Other photos are of cleanup work in Vermont after Hurricane Irene. One is of desiccated corn husks still on the stalks during a drought in Missouri in 2012.
A theme is the folly of false solutions to the climate change problem, from the shell game of carbon trading to the production and use of biofuels, being of dubious economic benefit in the first place, but also a threat to biodiversity, and, in third-world countries, responsible for displacement of native populations to give over ancestral lands for cultivation of biofuel crops. There are “thousands of solutions” to the climate change problem, but they are all “small-scale and community-based.” Several photos touch on the work of La Via Campesina, an international coalition of individuals and organizations promoting family farms and sustainable agriculture, and various other organizations promoting peasants’ rights and campaigns to halt violence against women.

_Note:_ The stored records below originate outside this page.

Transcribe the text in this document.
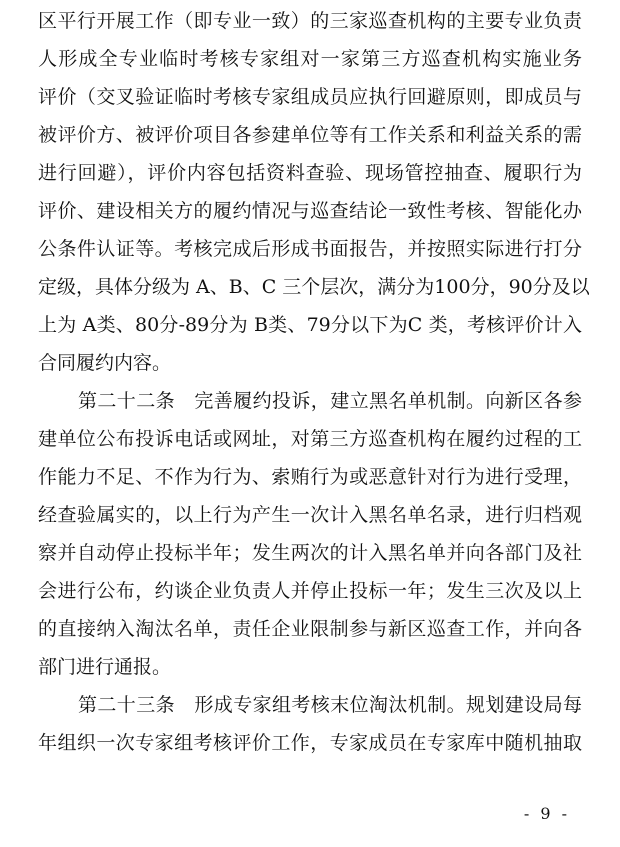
区平行开展工作（即专业一致）的三家巡查机构的主要专业负责
人形成全专业临时考核专家组对一家第三方巡查机构实施业务
评价（交叉验证临时考核专家组成员应执行回避原则，即成员与
被评价方、被评价项目各参建单位等有工作关系和利益关系的需
进行回避），评价内容包括资料查验、现场管控抽查、履职行为
评价、建设相关方的履约情况与巡查结论一致性考核、智能化办
公条件认证等。考核完成后形成书面报告，并按照实际进行打分
定级，具体分级为 A、B、C 三个层次，满分为100分，90分及以
上为 A类、80分-89分为 B类、79分以下为C 类，考核评价计入
合同履约内容。
第二十二条　完善履约投诉，建立黑名单机制。向新区各参
建单位公布投诉电话或网址，对第三方巡查机构在履约过程的工
作能力不足、不作为行为、索贿行为或恶意针对行为进行受理，
经查验属实的，以上行为产生一次计入黑名单名录，进行归档观
察并自动停止投标半年；发生两次的计入黑名单并向各部门及社
会进行公布，约谈企业负责人并停止投标一年；发生三次及以上
的直接纳入淘汰名单，责任企业限制参与新区巡查工作，并向各
部门进行通报。
第二十三条　形成专家组考核末位淘汰机制。规划建设局每
年组织一次专家组考核评价工作，专家成员在专家库中随机抽取
- 9 -
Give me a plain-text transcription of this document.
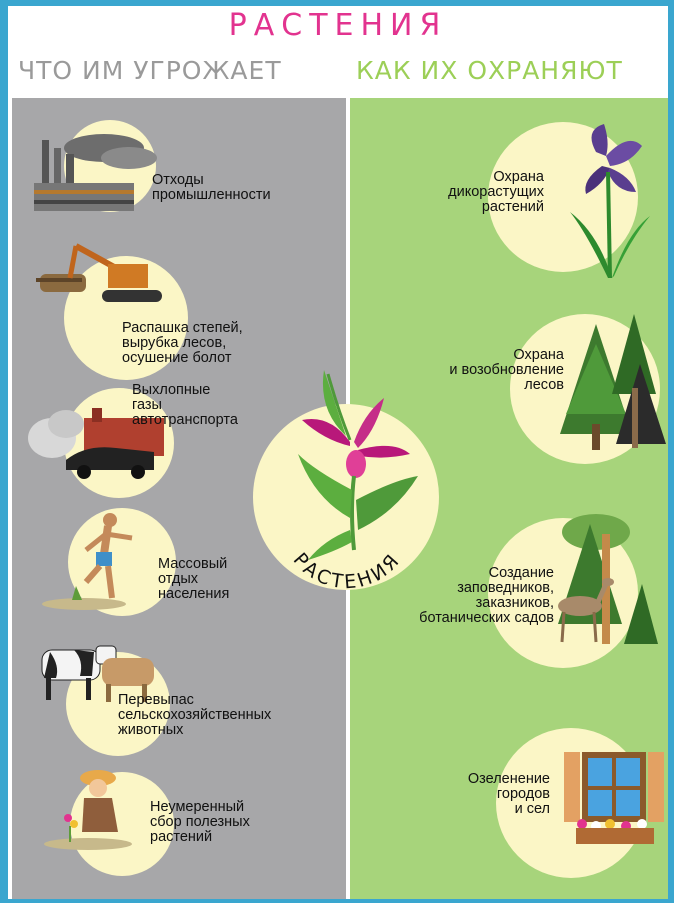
РАСТЕНИЯ
ЧТО ИМ УГРОЖАЕТ	КАК ИХ ОХРАНЯЮТ
Отходы
промышленности
Распашка степей,
вырубка лесов,
осушение болот
Выхлопные
газы
автотранспорта
Массовый
отдых
населения
Перевыпас
сельскохозяйственных
животных
Неумеренный
сбор полезных
растений
Охрана
дикорастущих
растений
Охрана
и возобновление
лесов
Создание
заповедников,
заказников,
ботанических садов
Озеленение
городов
и сел
РАСТЕНИЯ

There is a series on Cree and other native peoples’ opposition to Hydro-Quebec plans in the 1990s to expand electrical energy production facilities—more dams, more displacements—on native peoples’ lands. This protest effort worked, at least for the time being. The Hydro-Quebec plans have been put on hold. A Cree spokesman is quoted in a caption: “Saving the environment is as important as saving one’s life. The land is our life.”
Somewhere around here, in line with the official media model, you look for some industry shill or right-wing think tanker to come in to claim it’s all a hoax, this climate change and global warming stuff, and in fact the scientists are in disagreement—not getting into the 97 percent versus three percent statistic, or hard evidence versus dogma—so we can’t do anything yet. Meanwhile, just keep extracting fossil fuels. And hold up on the solar and wind ideas, and the rather burdensome—and so rather un-American—idea of smaller individual footprints.
The Orin Langelle exhibit stays up through December 19.